In November 2011, Aaron took his second trip to Haiti with International Medical Corps. A year and a half later, things had improved; the buildings had been stabilized and the hospital had moved back indoors. Most importantly, says Aaron, “NGOs were no longer staffing HUEH; Haitians had taken it back and were running it, which was great to see.” Aaron stayed in Haiti for a month, helping our team train medical residents and firemen in Port-au-Prince on trauma care. As Haiti was one of the poorest countries even prior to the earthquake, it “didn’t before have the capacity to handle high-level critical care medicine.” But now that capacity does exist in part thanks to International Medical Corps’ training and rehabilitation programs—in other words, “some positives did come out.”

Aaron recently returned from South Sudan—his third trip with International Medical Corps. South Sudan’s Akobo County poses incredible logistical challenges and is nearly impossible to access during the extended rainy season. Here, our teams work in a 50 bed in-patient hospital that averages 150-200 patient visits per day. We also conduct trauma trainings to prepare local staff to deal with mass casualty situations, as tribal fighting often takes place in the region. Over the last year, Aaron and our other emergency physician volunteers have been working with village clinics and Akobo County Hospital to implement a triage system. Local health workers put the training into practice when approximately 114 people were killed in ethnic fighting at the end of Aaron’s 5 weeks in Akobo.

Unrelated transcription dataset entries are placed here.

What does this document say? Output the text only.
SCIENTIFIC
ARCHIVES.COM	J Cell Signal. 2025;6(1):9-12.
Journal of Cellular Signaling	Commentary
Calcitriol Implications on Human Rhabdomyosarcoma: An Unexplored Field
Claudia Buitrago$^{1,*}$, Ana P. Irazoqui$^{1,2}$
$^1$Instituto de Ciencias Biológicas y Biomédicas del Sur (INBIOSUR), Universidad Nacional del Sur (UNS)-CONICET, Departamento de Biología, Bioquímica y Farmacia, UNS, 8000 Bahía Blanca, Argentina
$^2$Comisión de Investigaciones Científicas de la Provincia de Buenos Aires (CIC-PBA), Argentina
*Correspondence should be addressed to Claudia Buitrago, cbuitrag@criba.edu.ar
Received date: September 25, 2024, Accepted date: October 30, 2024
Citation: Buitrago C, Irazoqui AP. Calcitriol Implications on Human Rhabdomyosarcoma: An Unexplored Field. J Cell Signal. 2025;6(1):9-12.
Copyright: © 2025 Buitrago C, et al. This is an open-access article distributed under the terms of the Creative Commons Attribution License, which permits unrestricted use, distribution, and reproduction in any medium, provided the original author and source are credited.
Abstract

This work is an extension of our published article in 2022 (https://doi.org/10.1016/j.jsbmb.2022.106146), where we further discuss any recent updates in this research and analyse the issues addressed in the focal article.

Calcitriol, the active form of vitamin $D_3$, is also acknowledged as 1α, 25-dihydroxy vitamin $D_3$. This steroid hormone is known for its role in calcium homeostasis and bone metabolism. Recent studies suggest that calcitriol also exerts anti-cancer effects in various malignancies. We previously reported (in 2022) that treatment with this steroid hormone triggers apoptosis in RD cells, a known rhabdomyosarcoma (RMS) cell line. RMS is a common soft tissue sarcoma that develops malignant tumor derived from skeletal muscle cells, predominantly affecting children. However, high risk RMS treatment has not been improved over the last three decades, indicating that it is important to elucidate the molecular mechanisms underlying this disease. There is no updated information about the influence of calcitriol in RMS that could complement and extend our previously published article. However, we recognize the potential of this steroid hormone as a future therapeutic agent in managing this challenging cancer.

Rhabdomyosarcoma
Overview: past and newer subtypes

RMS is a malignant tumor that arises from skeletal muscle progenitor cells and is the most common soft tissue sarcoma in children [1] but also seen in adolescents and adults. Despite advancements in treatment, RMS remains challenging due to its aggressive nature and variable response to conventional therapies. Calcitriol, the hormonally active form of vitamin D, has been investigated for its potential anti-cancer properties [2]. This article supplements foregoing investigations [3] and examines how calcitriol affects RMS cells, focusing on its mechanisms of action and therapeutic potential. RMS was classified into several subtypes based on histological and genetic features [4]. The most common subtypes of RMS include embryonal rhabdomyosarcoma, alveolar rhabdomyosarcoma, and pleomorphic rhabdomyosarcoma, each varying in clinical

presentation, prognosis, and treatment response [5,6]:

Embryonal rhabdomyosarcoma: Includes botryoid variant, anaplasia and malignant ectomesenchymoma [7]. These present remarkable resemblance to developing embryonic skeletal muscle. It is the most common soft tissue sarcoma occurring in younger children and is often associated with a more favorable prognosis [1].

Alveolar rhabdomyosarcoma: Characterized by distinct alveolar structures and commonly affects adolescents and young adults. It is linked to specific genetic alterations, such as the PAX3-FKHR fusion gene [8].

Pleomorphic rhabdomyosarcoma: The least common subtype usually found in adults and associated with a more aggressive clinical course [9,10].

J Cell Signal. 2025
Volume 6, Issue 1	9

Aaron says that if International Medical Corps did not work in Akobo, residents would “have nowhere else to turn.” He cites the example of a four-year-old boy who inhaled a plastic bead but was not brought to the hospital for four days. By the time Aaron saw him, the boy was in severe respiratory distress—“something that would scare any doctor in the U.S.” Removing the bead with a bronchoscope would be a relatively simple procedure in a developed country, but they lacked the instrument in Akobo. So International Medical Corps arranged to have the boy and his mother fly to Juba, and finally on to Nairobi, Kenya to have the procedure, which was done successfully. If International Medical Corps had not been there, “the boy definitely would not have survived.”

Today, Aaron works as an attending physician and teacher at Highland Hospital, which he says is “the perfect training ground for international work.” Meanwhile, volunteering with International Medical Corps makes Aaron feel “deeply honored” because it allows him to “practice medicine where people need it most” and “get back to the basics of medicine.” Further, volunteering allows Aaron to see many different cultures and get to know people around the world on a much deeper level than he ever would as a tourist.Through his travels, Aaron has come to “better understand not only the medical condition, but also the human condition—how we come from different walks of life, but we’re all the same.” To Aaron, this means that everyone—no matter who they are or where they live—has the right to be healthy and access basic health care.

Ultimately, Aaron states, “International Medical Corps has allowed me to carry out my purpose in life. International Medical Corps makes that happen.”